"I feel reborn," says Egyptian feminist author and activist Nawal El Saadawi. "I am 80, but I feel young, I feel all my energy coming back, I feel my childhood dream coming back."

The revolution in Egypt has inspired people across the world, and we talk to Nawal today to find out why she thinks the successful removal of the Mubarak regime is the culimation of a movement to change the entire structure of Egyptian capitalist, patriarchal politics.

"The US has to go back to the drawing board," says legendary journalist Helen Thomas of US policy in the Middle East and North Africa. As Egypt throws off its regime and protests ripple across the region, she notes that the world is waking up to the fact that people under repressive dictatorships can and will fight back--and use nonviolence to achieve their aims rather than invasion.

We check in with the longest-serving White House correspondent to discuss revolution, and why she's not done fighting.

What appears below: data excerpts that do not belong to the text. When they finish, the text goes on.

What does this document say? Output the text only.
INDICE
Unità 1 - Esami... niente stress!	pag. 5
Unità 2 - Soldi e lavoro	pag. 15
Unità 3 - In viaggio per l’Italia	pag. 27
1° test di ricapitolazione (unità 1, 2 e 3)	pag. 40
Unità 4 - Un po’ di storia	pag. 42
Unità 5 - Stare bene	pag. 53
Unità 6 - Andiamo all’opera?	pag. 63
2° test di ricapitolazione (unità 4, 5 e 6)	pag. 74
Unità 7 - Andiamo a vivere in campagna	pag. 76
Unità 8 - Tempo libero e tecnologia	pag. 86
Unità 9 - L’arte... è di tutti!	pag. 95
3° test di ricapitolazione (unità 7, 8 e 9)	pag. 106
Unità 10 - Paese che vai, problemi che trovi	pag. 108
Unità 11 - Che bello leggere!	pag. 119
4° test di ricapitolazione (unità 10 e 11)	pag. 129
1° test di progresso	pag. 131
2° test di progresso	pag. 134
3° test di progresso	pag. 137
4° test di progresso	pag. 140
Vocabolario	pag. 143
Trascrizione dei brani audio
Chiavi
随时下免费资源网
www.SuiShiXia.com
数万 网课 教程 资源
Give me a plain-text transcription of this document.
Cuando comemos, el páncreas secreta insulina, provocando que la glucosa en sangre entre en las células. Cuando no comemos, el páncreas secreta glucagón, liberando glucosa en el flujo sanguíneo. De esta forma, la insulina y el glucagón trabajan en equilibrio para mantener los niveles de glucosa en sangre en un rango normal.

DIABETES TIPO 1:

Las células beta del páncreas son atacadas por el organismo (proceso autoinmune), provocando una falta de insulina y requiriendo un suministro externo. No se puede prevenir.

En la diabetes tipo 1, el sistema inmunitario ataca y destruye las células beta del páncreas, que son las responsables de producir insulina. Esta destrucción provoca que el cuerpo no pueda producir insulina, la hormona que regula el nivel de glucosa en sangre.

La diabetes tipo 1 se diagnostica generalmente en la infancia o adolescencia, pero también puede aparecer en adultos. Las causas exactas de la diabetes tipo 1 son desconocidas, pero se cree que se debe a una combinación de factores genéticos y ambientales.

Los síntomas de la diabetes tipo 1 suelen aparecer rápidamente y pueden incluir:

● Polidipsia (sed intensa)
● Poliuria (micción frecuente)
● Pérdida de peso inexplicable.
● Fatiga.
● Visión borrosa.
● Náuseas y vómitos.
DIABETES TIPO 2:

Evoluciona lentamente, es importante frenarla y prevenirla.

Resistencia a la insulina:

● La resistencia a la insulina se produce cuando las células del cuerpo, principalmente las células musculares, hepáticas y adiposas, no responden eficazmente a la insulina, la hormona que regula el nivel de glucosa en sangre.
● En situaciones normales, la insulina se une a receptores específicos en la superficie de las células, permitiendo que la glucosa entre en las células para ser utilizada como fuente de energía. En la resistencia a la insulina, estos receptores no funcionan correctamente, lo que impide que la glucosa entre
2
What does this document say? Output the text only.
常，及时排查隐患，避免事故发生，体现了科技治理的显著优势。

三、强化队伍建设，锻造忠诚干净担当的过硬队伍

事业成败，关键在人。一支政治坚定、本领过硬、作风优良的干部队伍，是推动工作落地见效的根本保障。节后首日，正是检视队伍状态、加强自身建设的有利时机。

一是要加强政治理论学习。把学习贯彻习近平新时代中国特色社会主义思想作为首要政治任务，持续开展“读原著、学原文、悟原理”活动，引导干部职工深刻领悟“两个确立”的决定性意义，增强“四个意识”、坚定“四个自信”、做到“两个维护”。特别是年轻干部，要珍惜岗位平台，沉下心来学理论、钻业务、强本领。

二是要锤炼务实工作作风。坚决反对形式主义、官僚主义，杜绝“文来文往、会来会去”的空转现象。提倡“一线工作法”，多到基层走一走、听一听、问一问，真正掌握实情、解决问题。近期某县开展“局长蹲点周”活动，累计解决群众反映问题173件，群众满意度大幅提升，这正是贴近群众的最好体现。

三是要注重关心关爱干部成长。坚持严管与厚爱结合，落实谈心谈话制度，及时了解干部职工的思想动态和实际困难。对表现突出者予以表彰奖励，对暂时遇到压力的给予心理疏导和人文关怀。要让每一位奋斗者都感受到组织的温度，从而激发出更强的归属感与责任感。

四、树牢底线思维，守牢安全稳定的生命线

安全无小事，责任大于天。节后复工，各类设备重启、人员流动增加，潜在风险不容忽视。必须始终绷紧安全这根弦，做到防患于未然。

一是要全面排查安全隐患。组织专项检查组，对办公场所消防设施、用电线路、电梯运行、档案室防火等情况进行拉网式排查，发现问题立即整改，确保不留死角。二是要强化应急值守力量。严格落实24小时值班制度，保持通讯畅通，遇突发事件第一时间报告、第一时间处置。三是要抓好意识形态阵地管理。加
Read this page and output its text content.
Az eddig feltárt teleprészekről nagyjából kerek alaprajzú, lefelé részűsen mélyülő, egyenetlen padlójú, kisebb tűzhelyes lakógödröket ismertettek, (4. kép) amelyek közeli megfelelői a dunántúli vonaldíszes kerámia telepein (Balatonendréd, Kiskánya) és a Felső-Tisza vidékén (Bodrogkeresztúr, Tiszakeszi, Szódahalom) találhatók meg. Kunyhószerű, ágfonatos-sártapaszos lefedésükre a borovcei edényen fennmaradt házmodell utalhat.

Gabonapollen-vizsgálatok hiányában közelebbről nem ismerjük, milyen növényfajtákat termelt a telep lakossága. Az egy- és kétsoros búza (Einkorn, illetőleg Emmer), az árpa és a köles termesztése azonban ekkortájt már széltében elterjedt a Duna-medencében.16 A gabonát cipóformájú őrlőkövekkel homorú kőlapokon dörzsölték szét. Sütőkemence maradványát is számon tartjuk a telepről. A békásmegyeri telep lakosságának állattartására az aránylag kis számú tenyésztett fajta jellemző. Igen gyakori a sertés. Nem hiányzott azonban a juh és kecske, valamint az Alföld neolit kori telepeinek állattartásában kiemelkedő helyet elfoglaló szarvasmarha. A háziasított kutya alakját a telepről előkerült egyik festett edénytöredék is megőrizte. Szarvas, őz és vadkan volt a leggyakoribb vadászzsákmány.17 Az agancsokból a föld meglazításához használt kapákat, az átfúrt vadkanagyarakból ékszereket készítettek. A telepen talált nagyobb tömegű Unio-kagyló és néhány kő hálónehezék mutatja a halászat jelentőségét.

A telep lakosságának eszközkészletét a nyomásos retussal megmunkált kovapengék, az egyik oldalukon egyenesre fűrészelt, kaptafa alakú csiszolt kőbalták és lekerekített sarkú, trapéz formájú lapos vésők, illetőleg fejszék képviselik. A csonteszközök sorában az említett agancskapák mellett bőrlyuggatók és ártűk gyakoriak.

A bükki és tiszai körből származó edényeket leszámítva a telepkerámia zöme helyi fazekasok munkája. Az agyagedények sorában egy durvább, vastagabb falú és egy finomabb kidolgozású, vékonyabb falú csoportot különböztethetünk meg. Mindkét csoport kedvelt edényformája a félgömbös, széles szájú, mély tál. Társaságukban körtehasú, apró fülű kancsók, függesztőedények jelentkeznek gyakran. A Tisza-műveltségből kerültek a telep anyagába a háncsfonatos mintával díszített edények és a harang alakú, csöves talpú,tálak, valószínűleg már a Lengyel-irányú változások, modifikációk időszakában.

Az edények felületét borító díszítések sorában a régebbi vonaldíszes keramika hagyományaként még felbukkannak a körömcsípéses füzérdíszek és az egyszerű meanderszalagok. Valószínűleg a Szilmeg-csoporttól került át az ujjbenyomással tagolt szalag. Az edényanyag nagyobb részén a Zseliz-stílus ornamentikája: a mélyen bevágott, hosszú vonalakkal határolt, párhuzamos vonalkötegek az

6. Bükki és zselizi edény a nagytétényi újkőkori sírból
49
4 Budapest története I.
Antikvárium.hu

Meanwhile back at home, the Conservative Political Action Conference is a good place, says Sarah Posner, to "put your finger on the pulse of the conservative movement" in the US.  From straw polls for president--Congressman Ron Paul won that one--to tiffs over gay conservatives and Islamophobia, this past weekend at CPAC saw a lot of action, and Sarah was there to report, for Religion Dispatches and The Nation.

Sarah joins us via Skype to give us a rundown of the good, the bad, and the unintentionally hilarious--from Ann Coulter's declaration of support for GOProud to Dick Cheney's run-in with a heckler or two.

And while people are drawing different lessons from the Egyptian revolution, Nicholas Kristof notes that one of the biggest is to listen to the powerless, not the powerful. And Laura looks at a few stories of the relatively powerless--the workers--being ignored right here at home.